Keep Antibiotics Working

Taking Antibiotics when you don't need them puts you and your family at risk. Taking antibiotics encourages harmful bacteria that live inside you to become resistant. That means that antibiotics may not work when you really need them. This puts you and your family at risk of a more severe or longer illness. Take your doctor or nurse's advice when it comes to antibiotics. No one likes being sick and it's especially upsetting when your child is ill.

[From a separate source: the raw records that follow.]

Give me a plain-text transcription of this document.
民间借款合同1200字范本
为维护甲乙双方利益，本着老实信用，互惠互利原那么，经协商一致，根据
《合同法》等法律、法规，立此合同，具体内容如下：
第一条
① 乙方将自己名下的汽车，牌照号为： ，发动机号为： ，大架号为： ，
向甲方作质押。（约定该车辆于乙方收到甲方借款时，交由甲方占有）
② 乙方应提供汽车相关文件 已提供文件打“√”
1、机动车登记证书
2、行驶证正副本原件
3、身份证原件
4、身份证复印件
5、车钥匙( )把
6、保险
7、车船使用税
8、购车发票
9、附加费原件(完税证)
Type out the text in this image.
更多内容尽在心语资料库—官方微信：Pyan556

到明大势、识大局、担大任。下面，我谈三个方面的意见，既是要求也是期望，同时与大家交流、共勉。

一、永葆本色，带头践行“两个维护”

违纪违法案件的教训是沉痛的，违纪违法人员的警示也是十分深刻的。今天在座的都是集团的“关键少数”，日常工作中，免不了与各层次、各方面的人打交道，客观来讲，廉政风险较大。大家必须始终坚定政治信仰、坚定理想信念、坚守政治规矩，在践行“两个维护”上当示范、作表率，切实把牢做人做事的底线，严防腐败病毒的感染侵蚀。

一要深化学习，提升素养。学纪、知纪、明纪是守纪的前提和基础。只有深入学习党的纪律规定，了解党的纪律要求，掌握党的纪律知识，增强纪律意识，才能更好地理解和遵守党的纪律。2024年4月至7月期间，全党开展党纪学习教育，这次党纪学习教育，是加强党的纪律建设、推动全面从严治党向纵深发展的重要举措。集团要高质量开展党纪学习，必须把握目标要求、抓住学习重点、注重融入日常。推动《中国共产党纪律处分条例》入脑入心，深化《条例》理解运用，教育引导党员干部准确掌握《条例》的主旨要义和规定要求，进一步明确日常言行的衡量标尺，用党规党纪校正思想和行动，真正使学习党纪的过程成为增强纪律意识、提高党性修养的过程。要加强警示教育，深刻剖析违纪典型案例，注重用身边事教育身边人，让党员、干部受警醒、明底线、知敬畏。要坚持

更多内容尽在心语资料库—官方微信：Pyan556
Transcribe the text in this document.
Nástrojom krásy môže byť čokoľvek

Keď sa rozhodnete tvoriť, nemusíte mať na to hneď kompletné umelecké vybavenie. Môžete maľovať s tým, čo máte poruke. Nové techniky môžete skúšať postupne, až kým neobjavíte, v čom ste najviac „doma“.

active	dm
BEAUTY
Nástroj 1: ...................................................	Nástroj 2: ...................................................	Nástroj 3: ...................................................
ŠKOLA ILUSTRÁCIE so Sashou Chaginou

If you or a family member are feeling unwell, have a cold or flu and you haven't been prescribed antibiotics, here are some effective self-care ways to help you feel better:

  • Ask your pharmacist to recommend medicines to help with symptoms or pain.
  • Get plenty of rest.
  • Make sure you or your child drink enough to avoid feeling thirsty.
  • Fever is a sign the body is fighting the infection and usually gets better by itself in most cases. You can use paracetamol if you or your child are uncomfortable as a result of a fever.
  • Make sure to use a tissue for your nose and wash your hands frequently to avoid spreading your infection to family and friends.

Common illnesses

Here are a few guidelines to help you judge how long some common illnesses and symptoms should last for.

Most people are better by
Earache (middle ear infection)8 days
Sore throat7 - 8 days
Sinusitis (adults only)14 - 21 days
Cold14 days
Cough or bronchitis21 days

If you're not starting to improve by these guide times, contact your GP or call NHS 111.

Antibiotics are needed for serious bacterial infections including:

  • Sepsis
  • Pneumonia
  • Urinary tract infections
  • Sexually transmitted infections like gonorrhoea
  • Meningococcal meningitis

If you're worried, speak to a doctor who will be able to advise you on the best treatment for your symptoms.

Remember never share antibiotics or keep for later use.